Edward Hopper, je demande la femme

N’allez pas croire que je viens de sombrer dans le féminisme le plus grossier en rejoignant le troupeau woke des fanatiques ; non, je reste en équilibre sur le fil ténu de l’objectivité, ainsi je rends hommage à Joséphine dont l’œuvre – tout comme la vie – a disparu derrière l’ogre, le mâle alpha qui dévora son travail, leur amour, leur couple… Et si je trouve cela normal de remettre en lumière ce destin – et cette œuvre – j’aimerai la symétrie : à quand un roman aussi bien ficelé sur le destin presque aussi tragique d’Árpád Szenes, le mari de Vieira da Silva, Maria Helena de son prénom ? Elle écrasa littéralement son conjoint qui peina toute sa vie à montrer sa peinture, preuve que deux artistes dans un couple n’est pas une gageure ; les Delaunay, Sonia et Robert, étant peut-être le seul contre-exemple d’une parfaite réussite ; même Kandinsky fit de l’ombre à sa première compagne, Gabriele Münter, qui cacha, à Murnau, une importante collection des premiers tableaux de son amant et évita ainsi qu’elle ne fut détruite pendant la Première Guerre mondiale.

Drôle d’histoire que celle de Jo et Edward : marié sur le tard Hopper se livra néanmoins à tous les caprices des sens puisqu’un couple se tient d’abord au lit, ou à la table voire les deux à la fois.

Mais plus fort que l’amour et le désir, il y eut la peinture, maîtresse pleine et entière qui le consuma de l’intérieur, le frustra, l’habita au point de le posséder.

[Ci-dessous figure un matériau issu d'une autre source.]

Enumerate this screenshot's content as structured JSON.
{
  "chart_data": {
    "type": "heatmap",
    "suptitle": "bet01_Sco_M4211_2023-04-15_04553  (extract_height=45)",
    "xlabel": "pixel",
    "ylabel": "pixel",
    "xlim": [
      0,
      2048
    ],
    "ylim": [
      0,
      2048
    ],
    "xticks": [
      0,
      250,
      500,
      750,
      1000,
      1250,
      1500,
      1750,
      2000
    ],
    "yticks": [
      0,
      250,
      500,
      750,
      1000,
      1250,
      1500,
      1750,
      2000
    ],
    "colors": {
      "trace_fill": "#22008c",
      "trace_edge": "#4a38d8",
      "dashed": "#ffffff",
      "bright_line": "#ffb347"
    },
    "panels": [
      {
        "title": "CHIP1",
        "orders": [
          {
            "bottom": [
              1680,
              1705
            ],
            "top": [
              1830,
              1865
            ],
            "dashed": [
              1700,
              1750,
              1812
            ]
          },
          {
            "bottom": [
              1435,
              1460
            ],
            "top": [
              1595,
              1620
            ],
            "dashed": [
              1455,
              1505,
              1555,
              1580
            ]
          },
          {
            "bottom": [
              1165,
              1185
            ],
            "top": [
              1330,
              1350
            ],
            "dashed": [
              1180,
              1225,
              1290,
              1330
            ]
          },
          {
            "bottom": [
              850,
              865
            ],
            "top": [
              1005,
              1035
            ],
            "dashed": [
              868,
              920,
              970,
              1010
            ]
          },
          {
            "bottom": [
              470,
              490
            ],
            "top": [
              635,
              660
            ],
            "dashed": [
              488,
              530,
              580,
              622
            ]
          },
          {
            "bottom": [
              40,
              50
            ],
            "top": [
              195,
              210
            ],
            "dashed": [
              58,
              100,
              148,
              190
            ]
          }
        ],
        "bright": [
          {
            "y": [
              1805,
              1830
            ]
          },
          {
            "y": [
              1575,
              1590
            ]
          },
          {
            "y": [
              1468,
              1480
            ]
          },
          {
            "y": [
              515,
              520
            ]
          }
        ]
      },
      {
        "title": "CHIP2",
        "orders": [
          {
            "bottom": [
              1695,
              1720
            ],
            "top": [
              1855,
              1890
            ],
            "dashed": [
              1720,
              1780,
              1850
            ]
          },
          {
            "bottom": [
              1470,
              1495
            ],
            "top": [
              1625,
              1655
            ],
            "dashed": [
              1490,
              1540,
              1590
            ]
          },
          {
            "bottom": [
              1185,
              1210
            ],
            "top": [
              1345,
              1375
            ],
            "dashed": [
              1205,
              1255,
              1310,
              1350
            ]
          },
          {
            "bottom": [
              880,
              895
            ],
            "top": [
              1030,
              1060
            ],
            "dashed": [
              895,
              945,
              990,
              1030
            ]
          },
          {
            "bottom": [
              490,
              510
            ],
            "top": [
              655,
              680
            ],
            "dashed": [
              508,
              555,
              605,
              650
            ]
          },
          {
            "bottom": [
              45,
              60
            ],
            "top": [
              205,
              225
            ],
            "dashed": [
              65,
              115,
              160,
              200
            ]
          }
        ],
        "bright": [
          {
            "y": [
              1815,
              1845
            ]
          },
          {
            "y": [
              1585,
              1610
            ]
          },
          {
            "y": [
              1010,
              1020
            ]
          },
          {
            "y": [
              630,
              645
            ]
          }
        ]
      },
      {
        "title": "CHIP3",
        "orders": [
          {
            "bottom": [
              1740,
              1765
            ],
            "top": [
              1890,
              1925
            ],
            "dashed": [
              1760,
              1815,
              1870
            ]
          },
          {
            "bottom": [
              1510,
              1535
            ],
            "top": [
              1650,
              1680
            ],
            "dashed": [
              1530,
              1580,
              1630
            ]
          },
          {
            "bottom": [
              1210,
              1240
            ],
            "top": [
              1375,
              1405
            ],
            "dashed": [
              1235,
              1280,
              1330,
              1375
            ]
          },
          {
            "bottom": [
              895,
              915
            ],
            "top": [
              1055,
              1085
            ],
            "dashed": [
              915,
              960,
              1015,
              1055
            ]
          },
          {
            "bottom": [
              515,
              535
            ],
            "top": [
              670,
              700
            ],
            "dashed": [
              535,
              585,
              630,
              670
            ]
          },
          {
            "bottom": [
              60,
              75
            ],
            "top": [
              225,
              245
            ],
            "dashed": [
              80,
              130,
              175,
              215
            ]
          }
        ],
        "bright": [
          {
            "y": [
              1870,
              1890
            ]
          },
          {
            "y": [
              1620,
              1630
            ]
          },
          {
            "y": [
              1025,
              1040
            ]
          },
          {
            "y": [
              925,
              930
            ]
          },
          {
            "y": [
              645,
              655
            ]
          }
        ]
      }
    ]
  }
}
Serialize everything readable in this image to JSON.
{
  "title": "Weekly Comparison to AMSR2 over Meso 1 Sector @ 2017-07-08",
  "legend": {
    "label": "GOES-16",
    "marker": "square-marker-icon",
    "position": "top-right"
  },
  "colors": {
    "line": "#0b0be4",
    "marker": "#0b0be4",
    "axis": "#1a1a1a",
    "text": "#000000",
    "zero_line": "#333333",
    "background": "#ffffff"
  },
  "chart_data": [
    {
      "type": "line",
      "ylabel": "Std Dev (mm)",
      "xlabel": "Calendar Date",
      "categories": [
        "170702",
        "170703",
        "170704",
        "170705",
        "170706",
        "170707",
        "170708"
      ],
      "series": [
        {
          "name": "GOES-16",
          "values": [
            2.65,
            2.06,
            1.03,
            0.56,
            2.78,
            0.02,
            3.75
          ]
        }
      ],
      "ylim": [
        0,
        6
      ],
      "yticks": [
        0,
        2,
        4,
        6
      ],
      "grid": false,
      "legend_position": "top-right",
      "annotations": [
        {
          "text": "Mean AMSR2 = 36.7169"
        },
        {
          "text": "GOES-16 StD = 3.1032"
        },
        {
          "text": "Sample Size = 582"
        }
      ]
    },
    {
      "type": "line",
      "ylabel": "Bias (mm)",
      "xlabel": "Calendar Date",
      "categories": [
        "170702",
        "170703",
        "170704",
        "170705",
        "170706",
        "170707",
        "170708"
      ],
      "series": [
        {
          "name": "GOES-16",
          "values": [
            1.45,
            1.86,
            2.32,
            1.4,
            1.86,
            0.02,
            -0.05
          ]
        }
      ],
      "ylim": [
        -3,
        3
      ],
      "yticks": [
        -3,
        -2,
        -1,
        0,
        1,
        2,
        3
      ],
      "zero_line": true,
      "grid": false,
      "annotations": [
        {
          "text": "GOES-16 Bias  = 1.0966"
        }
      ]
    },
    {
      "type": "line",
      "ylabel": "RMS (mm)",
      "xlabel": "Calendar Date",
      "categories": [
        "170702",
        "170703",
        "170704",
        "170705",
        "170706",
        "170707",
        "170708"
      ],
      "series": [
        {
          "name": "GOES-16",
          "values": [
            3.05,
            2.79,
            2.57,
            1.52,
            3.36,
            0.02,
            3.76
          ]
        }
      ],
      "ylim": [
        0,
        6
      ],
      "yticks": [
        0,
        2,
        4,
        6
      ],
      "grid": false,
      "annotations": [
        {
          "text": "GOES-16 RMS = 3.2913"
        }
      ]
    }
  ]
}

Colère rugissante à la Pollock, violence verbale et parfois physique, Edward s’enfonça dans des abysses noirs alors que sa peinture brillait toujours d’une lumière froide. Jo tentera de l’accompagner, de supporter, de renier ses propres créations et de le soutenir jusqu’à ce qu’elle finisse par baisser les bras, tout en restant à ses côtés… pas d’amant, pas de fuite. Dévouée à l’œuvre de son époux, artiste elle sait aussi ce qu’il traverse et que son sacrifice n’est pas anodin.
La peinture devient alors, tu me l’as dit un jour, de but en blanc, cet angle vivant, quelques centimètres cubes de toile qui abritent les vivants contre les tempêtes […] et elle sait de quoi elle parle, les colères d’Hopper sont de plus en plus répétitives.

De temps en temps le sol tremble, dans les entrailles, le métro roule, se réveille. Comme un taurillon sorti de l’étable, le métal savate les rails, la rame fait crisser tous les fers, s’entortille dans les tunnels, à la recherche de la peau douce de la terre.

Le statut d’artiste n’est pas qu’une étiquette sociale, c’est un état d’esprit. Un peintre c’est celui qui s’entête à regarder sous les draps, dedans et dehors, à voir au lieu de regarder, à être au lieu d’exister. Quête de sens, réflexe de survie, tentative d’avancer. Faute de peindre, Jo tiendra ses carnets – que l’on retrouva des décennies après sa mort – car la littérature est comme la peinture, une montée au front, un voyage au bout de la vie, sans répit. Artiste un jour artiste toujours, quelque-soit le medium…
Premier roman rime souvent avec belle découverte et ici on ressort de ce récit envoûté, tant la langue est riche, poétique, magnifique ! Aucune IA jamais ne pourra égaler le génie humain dans la création poétique. Surtout pas ce petit bijou...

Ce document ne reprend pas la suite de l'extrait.